Danny McGuire felt his heart rate began to quicken.

“Even so,” he said lamely, clutching at straws. “It could be a coincidence.”

“Like hell it could. The guy even used the same knot on the rope he used to tie the victims together.”

A double half hitch. Danny McGuire put his head in his hands. This couldn’t be happening. Not after ten years.

“Look, I know you have procedures you have to follow,” said Matt Daley. “Protocol and all that. But he’s still out there, this maniac. Matter of fact,” he announced, playing his trump card, “he’s in France.”

“What do you mean?” Danny asked sharply. “How could you possibly know something like that?”

Matt Daley leaned back in his chair. “Two words for you,” he said confidently. “Didier Anjou.”

CHAPTER NINE

SAINT-TROPEZ, FRANCE 2005

LUCIEN DESFORGES SAUNTERED DOWN THE RUE Mirage with a spring in his step. Life, Lucien decided, was good. It was a gorgeous late spring day in Saint-Tropez with omens of summer everywhere.
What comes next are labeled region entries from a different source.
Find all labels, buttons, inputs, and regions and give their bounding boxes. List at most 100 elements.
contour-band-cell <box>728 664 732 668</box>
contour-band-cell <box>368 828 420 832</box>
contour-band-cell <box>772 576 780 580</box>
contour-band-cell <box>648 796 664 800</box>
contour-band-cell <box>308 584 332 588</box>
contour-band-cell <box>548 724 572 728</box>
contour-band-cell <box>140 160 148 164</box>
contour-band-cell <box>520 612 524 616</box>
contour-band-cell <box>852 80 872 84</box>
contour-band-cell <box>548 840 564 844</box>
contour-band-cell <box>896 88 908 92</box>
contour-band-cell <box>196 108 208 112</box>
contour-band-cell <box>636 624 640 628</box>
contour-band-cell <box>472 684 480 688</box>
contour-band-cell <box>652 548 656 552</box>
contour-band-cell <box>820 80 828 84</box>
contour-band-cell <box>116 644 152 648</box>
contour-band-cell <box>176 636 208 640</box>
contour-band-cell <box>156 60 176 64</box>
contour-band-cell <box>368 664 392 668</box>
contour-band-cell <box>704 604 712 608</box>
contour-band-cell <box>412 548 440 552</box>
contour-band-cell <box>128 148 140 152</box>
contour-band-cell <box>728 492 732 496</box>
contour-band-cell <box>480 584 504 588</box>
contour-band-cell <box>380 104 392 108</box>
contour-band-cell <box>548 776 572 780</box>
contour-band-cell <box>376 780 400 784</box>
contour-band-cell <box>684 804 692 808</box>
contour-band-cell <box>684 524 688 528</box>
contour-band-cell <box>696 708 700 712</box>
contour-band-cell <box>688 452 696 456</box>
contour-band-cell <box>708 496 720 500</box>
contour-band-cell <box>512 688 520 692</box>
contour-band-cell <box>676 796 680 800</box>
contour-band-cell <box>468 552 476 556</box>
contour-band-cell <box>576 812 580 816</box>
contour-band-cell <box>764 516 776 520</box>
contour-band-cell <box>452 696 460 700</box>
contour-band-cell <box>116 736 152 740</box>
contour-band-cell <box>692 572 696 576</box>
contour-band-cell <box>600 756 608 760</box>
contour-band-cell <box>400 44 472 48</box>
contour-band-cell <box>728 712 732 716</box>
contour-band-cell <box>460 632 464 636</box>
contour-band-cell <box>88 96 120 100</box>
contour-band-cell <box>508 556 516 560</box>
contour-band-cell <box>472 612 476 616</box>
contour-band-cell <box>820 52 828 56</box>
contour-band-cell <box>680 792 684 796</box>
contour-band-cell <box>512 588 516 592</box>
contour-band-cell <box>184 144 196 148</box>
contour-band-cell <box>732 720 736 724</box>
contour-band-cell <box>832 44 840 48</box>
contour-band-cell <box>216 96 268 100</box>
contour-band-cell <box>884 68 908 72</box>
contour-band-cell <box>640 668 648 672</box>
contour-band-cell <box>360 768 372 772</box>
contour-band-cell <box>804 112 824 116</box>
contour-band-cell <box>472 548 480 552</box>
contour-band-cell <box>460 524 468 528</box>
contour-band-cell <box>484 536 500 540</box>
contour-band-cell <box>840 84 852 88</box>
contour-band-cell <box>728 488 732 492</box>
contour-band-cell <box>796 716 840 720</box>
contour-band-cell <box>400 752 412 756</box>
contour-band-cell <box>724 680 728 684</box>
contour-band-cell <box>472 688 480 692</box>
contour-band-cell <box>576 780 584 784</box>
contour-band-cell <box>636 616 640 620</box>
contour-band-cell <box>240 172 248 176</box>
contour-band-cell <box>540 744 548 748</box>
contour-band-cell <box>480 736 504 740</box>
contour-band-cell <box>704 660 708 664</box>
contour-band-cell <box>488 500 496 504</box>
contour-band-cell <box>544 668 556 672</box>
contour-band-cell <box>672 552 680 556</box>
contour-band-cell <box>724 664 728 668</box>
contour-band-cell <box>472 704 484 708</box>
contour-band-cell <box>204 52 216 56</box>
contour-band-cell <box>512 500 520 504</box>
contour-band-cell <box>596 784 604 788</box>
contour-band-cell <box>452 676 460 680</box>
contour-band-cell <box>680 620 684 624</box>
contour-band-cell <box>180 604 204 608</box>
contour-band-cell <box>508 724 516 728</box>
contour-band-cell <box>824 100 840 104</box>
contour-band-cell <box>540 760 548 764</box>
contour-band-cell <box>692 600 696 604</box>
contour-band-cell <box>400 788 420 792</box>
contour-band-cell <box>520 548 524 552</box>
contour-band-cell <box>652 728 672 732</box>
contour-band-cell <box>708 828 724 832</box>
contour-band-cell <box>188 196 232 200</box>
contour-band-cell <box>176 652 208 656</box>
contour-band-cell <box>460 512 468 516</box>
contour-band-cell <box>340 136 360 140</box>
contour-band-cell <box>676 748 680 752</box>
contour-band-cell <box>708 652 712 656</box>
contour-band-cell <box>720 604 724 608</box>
On each side of the road running from La Route des Plages down to the famous Club 55, bright pink blossoms were already bursting forth from the laurel bushes, pouring like floral fountains over the whitewashed walls of the houses. Lucien had often been struck by those whitewashed walls. It seemed incongruous to have such humble exteriors surrounding such lavish mansions, each one stuffed full of every luxury money could buy.

Lucien was on his way to one of those very mansions, one that many Tropeziens considered the grandest of them all: Villa Paradis.

Terrible name, thought Lucien. Talk about vulgar. But then what was one to expect from a former pop star and matinee idol, a street kid from Marseille who made fantastically, miraculously good? Certainly not good taste.

Villa Paradis was owned by one of Lucien’s clients. One of his best, most important, most consistently lucrative clients. True, he wasn’t always the easiest of clients. His continued association with the organized criminals he grew up with, two-bit Marseillais mafiosi with a taste for extortion, fraud and worse, had caused Lucien innumerable headaches over the years, as had his utter inability to keep it in his pants (or, if out of his pants, safely shrink-wrapped in Durex). But at the end of the day, Lucien Desforges was a divorce lawyer. And if there was one thing Villa Paradis’s owner knew how to do, expensively, publicly and repeatedly, it was get divorced.

Over his morning coffee in Le Gorille earlier, Lucien had laughed out loud when he realized that he had, in actual fact, forgotten how many divorces he had handled for this particular client. Was it four, or five? Would this one make five? Lucien had made so much money in fees from this man, he’d lost count. Que Dieu bénisse l’amour!